No processo argumentativo, os estudantes podem apresentar suas opiniões fundamentadas em justificativas que serão julgadas pelos colegas, que concordam ou não com ela. Nesse cenário de persuasão, estarão em lados opostos quem propõe e quem se opõe, sendo que o primeiro deve justificar suas afirmativas, analisar e responder aos contra-argumentos (seja reafirmando, seja modificando suas opiniões); e o segundo deve questionar as opiniões (Leitão, 2011). O sucesso no processo argumentativo está relacionado à possibilidade de os envolvidos compartilharem do mesmo conhecimento, e caso exista uma grande diferença entre eles, o processo ficará prejudicado (Leitão, 2011; Vieira & Nascimento, 2013).

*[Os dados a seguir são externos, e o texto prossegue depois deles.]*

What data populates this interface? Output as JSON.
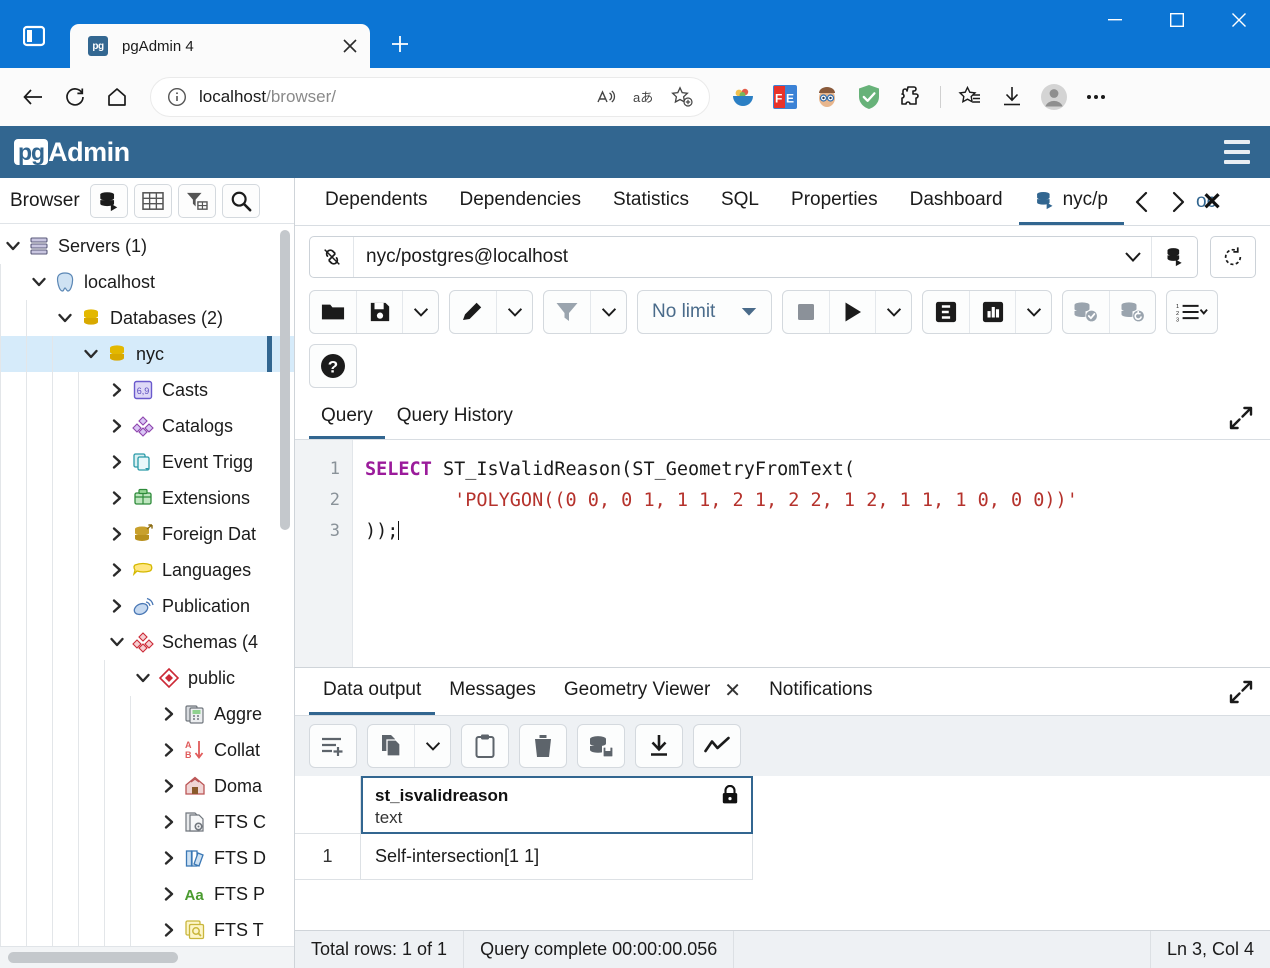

Baseado nos estudos que sustentam esta pesquisa, na próxima seção apresentaremos as ferramentas para análise das interações discursivas, por meio do processo argumentativo, e dos aspectos epistêmicos, práticas e movimentos epistêmicos.

Ferramentas para análise das interações discursivas em sala de aula

Processo Argumentativo

Berland e McNeill (2010) e Valle (2014) defendem que as interações discursivas podem ser analisadas de acordo com o processo argumentativo e como produto argumentativo. O produto argumentativo está relacionado à estrutura do argumento, que pode ser analisado, por exemplo, pelo Padrão Argumentativo de Toulmin (2006). E, o processo argumentativo acontece por meio de interações sociais, cuja argumentação, os indivíduos participam (Berland & McNeill, 2010; Valle, 2014).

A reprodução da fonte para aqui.